21491 – RSA-OAEP keys or operations must be parameterized with a Hash and Mask Generation Function

This is an archived snapshot of W3C's public bugzilla bug tracker, decommissioned in April 2019. Please see the home page for more details.

Bug 21491 - RSA-OAEP keys or operations must be parameterized with a Hash and Mask Generation Function

Summary: RSA-OAEP keys or operations must be parameterized with a Hash and Mask Genera...

Status:	RESOLVED WORKSFORME

Alias:	None

Product:	Web Cryptography
Classification:	Unclassified
Component:	Web Cryptography API Document (show other bugs)
Version:	unspecified
Hardware:	PC All

Importance:	P2 normal
Target Milestone:	---
Assignee:	David Dahl
QA Contact:

URL:
Whiteboard:
Keywords:

Depends on:
Blocks:

Reported:	2013-04-01 14:48 UTC by Mark Watson
Modified:	2013-04-01 15:09 UTC (History)
CC List:	1 user (show)

See Also:

Attachments

Description Mark Watson 2013-04-01 14:48:58 UTC

RSA-OAEP encryption/decryption operations require a hash function and a mask generation function. These must be specified, or functions must be selected by the user of the API.

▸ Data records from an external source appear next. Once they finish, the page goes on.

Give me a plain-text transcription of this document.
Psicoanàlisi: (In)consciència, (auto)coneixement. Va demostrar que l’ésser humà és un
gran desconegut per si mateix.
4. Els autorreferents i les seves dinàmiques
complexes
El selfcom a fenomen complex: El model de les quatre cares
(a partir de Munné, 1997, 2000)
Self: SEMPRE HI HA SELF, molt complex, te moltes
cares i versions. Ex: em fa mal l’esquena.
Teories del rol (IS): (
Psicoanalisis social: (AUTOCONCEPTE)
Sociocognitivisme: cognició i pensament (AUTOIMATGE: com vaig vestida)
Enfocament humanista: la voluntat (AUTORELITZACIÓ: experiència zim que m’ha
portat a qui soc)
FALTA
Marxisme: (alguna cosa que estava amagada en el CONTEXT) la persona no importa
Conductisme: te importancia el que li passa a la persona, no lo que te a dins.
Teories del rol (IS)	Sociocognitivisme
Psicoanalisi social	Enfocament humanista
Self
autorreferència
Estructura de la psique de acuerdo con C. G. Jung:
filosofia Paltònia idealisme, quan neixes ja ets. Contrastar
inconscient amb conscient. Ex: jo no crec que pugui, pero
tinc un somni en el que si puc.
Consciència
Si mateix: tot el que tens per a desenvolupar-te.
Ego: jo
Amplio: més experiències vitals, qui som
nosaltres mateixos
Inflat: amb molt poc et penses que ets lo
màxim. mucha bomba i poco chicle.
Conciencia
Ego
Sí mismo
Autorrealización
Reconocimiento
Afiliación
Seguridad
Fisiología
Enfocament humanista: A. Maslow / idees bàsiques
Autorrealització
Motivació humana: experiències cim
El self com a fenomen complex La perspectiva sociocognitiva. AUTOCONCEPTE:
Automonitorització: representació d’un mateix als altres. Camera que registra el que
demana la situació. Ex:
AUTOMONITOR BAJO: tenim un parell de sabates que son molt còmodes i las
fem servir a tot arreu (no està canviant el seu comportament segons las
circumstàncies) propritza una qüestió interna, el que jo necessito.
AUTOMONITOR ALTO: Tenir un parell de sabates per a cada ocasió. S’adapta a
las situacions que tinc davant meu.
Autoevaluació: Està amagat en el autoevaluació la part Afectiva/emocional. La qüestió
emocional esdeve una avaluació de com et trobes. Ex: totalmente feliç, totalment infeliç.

The Hash and Mask Generation Function could be parameters of the key (provided to generateKey, importKey and unwrapKey) or they could be parameters of the operations (encrypt, decrypt). There are may be security reasons to prefer one or the other approach, I don't know.

Comment 1 Mark Watson 2013-04-01 15:09:21 UTC

Sorry - someone mis-informed me that this was not in the spec, but I see that it is.